1918 kam die Wiener Stadtreinigung als eine der ersten mit derartigen Mitteln experimentierenden unter den europäischen Staaten auf eine grandiose Idee: Man stellte Behälter auf, die es den Leuten erleichtern sollten, ihren Müll zu beseitigen.
Die Wirkung war durchschlagend: Wenn natürlich auch nicht gänzlich verschwand der Müll aus den Straßenbereichen in der Nähe jener Behälter. Man hatte mit dieser einfachen Installation Müllprävention betrieben, die Entscheidung gegen Stadtverschmutzung deutlich erleichtert.

Die Entsorgung des eigenen Abfalls war schon immer ein philosophisches Problem; – wie oft schon hat man den kategorischen Imperativ mit Müllbergen im Wald erklärt?

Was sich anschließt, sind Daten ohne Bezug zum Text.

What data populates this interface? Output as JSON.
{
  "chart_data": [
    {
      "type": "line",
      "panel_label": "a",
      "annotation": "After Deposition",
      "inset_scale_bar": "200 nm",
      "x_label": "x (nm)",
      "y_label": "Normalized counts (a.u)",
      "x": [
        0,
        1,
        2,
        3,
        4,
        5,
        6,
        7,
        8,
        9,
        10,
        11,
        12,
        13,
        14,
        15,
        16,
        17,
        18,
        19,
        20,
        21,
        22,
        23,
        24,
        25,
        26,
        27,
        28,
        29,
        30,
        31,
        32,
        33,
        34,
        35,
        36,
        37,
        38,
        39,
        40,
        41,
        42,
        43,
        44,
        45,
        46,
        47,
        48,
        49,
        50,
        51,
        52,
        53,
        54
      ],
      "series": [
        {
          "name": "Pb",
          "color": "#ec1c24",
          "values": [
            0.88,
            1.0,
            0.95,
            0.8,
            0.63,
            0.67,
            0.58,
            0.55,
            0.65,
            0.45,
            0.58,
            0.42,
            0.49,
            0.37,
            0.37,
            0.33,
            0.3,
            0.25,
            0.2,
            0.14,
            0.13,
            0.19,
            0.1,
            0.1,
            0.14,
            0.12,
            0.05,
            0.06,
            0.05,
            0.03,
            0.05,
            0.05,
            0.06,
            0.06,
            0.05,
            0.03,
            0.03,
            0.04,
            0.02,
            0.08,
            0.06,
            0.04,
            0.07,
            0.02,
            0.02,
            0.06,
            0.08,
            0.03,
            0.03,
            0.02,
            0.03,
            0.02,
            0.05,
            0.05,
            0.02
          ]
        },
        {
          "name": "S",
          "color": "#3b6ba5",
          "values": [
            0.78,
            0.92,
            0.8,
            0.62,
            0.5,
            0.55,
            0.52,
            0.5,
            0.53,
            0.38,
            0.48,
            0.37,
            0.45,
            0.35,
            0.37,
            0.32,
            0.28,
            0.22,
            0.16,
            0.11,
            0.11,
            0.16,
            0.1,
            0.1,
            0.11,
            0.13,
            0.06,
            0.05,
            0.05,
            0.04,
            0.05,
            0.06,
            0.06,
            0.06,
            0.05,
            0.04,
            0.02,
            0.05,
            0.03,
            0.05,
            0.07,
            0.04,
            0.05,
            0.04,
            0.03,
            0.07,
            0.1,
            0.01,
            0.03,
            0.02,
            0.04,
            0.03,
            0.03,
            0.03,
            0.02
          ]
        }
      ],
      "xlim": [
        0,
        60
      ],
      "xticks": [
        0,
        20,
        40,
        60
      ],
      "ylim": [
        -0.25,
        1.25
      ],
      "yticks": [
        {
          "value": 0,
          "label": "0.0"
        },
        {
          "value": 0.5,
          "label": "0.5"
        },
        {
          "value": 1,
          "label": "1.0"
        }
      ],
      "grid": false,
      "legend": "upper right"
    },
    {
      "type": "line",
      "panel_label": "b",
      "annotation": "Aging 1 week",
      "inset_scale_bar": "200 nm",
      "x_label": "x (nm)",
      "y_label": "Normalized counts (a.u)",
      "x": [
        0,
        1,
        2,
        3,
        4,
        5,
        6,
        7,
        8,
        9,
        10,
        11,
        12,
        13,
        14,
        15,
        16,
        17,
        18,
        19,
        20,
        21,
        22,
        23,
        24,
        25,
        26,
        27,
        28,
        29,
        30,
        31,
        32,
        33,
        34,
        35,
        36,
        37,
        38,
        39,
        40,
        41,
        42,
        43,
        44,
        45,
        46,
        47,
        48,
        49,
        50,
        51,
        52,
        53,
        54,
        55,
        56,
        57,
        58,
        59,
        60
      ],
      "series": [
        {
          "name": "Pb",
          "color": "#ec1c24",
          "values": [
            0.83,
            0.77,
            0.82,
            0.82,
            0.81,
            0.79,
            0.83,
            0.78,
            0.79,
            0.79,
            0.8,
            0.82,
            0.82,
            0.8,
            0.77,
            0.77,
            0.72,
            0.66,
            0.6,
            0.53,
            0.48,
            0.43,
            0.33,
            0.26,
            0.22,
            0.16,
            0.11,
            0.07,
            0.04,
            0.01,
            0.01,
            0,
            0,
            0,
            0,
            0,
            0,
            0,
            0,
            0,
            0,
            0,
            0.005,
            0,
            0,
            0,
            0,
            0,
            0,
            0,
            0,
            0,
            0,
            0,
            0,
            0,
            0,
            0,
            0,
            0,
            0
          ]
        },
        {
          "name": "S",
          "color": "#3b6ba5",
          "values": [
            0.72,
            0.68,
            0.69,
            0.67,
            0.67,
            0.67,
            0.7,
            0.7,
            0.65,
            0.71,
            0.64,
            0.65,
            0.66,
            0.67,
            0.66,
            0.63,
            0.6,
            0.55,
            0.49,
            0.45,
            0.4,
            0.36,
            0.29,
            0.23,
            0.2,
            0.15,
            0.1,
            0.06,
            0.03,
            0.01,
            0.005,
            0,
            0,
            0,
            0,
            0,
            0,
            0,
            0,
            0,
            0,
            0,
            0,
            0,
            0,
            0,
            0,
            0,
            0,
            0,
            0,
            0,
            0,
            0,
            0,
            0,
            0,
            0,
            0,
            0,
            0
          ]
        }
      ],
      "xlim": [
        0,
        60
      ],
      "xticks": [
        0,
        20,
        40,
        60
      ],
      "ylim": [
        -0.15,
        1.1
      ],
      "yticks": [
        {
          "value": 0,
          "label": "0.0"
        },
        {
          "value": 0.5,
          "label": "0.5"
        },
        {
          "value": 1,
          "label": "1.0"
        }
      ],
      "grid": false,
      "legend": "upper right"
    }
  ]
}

Hier stößt man allerdings an die Grenzen der Politik, an das Menschenbild unserer Gesetzgebung. Demnach ist nach allgemeinem Dafürhalten unsere indirekte Demokratie ein Produkt des Menschenbildes homo oeconomicus, des Menschen, der nach der Maximierung des eigenen Nutzen strebt. Zur Konsequenz dieses in unserer Verfassung verankerten Menschenbildes gehört es auch, Einrichtungen zu schaffen, die dieses Verhalten gesellschaftsfähig machen, denn das Individuum soll sich nicht der Gesellschaft, sondern die Gesellschaft dem Individuum beugen.
In der Marktwirtschaft ist so eine Einrichtung beispielsweise die Theorie von der unsichtbaren Hand, das eigennützige Streben von Unternehmern erhält in einem System von natürlichen Freiheiten das Allgemeinwohl.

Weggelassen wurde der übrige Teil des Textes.